REFLEXIÓN PARA LA FIESTA DE LA INMACULADA (Gn 3,9-15.20; Sal 97; Ef 1, 3-6.11-12; Lc 1.26-38)
Parecería que ya pasaron los
tiempos del miedo a la desnudez y que, de estar paseando Dios entre los
hombres, como en el jardín del Edén, nadie se escondería por miedo a ella. Sin
embargo, las cosas quizá no sean tan claras. En estos momentos la desnudez
física se ha convertido en un vestido más a través del que se intentamos
mostrar nuestro valor, nuestra relevancia, nuestra libertad, nuestro poder…
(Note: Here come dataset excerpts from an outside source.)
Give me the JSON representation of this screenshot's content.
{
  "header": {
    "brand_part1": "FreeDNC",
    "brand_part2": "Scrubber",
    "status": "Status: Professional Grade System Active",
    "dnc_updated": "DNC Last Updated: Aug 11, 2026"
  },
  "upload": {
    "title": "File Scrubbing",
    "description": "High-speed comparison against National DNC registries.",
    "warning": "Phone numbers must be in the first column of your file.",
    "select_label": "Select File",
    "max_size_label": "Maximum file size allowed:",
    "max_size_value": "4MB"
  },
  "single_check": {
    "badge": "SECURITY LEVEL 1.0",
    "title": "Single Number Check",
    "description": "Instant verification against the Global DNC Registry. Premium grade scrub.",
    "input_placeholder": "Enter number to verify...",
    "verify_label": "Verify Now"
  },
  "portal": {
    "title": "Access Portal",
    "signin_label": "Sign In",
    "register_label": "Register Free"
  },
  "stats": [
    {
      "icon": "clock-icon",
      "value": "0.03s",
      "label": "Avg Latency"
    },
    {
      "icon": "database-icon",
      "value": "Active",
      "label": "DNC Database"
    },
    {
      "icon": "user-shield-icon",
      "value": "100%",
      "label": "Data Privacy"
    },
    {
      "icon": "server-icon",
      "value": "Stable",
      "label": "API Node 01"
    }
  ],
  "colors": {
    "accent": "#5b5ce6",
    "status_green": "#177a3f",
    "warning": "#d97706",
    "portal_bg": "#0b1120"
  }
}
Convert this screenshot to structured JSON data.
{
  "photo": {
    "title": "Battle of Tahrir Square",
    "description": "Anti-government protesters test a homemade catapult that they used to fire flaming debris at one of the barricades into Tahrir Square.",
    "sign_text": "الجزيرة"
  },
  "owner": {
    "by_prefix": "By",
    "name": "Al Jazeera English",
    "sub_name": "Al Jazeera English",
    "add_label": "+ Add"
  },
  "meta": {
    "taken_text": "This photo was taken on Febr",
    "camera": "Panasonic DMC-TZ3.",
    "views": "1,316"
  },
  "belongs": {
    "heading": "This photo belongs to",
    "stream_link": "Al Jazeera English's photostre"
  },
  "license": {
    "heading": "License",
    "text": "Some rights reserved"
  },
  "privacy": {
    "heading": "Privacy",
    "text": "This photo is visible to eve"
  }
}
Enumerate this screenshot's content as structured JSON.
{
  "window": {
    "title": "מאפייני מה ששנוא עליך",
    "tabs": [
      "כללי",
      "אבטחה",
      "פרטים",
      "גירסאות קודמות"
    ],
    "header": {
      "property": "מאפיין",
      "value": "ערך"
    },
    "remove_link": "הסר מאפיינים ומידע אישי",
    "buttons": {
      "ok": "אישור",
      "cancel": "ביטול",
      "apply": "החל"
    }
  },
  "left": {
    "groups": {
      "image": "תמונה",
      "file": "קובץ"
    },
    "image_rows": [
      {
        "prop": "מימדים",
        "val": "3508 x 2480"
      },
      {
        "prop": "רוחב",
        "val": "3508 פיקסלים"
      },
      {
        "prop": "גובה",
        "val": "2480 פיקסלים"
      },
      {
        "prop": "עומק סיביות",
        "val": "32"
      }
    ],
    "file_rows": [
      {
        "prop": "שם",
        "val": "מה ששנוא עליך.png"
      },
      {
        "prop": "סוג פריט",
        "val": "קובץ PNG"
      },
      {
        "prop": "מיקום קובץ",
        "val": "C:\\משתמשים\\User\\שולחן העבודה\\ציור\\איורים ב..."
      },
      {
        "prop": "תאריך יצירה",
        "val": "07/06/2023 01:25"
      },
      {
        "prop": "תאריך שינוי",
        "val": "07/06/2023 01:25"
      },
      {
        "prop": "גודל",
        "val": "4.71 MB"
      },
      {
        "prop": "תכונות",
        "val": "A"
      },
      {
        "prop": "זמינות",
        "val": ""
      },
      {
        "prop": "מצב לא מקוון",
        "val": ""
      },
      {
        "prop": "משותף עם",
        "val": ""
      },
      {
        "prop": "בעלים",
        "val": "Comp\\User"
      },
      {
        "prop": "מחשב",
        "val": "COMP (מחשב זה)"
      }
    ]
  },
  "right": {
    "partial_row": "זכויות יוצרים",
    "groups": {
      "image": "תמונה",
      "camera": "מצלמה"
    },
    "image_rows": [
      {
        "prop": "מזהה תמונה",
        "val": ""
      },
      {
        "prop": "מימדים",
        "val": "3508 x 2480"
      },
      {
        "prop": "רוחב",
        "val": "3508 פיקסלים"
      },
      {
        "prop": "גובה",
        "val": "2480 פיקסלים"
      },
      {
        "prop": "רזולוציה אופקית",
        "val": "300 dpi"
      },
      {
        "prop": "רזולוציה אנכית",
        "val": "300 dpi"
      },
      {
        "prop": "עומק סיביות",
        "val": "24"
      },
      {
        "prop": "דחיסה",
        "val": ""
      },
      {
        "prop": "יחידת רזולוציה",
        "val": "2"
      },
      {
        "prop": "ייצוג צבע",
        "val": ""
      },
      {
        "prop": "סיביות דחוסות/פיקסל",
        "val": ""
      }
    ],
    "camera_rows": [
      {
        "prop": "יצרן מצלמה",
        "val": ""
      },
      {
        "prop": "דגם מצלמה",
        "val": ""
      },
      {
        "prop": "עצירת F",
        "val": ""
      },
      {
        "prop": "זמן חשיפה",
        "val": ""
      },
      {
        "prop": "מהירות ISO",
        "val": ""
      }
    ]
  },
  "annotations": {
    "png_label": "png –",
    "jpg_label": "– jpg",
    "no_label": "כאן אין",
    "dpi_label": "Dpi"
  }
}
Finalmente termina por ser un ropaje más con el que cubrimos la única desnudez
de la que seguimos teniendo miedo: la vulnerabilidad, nuestra pobreza más
profunda, esa que nunca mostramos, la que cuando se hace presente nos hace huir
de una u otra forma, sea de los demás o Dios. Una vulnerabilidad que está unida
a lo que no controlamos de nuestra vida. Y todo porque nos querríamos presentar
dueños de nosotros mismos, señores de nuestra propia vida… En este sentido, no
hace mucho decía Fabrice Hadjadj, con una atrevida comparación, que mucho más
desnuda que una actriz pornográfica en una película está una sencilla monja en
el confesionario.
Tenemos miedo a nuestra fragilidad,
a nuestra vulnerabilidad, a nuestra pobreza… porque hemos perdido el contacto
con el amor primero, el que nos hace andar desnudos sabiendo que somos mirados
con benevolencia, que somos vestidos con una mirada acogedora frente a la que
no es necesario demostrar nada porque de antemano nos cubre con una sombra
protectora que nos hace participar de su mismo amor.
Es ese momento perdido el que, por
gracia, vivió María, por eso la llamamos Inmaculada. Ella es la que sale de entre
nuestros miedos para dejarse envolver por la presencia de Dios que la llevó a
ser aquello a lo que estamos destinados todos: “alabanza de su gloria”, como
dice la lectura de Efesios.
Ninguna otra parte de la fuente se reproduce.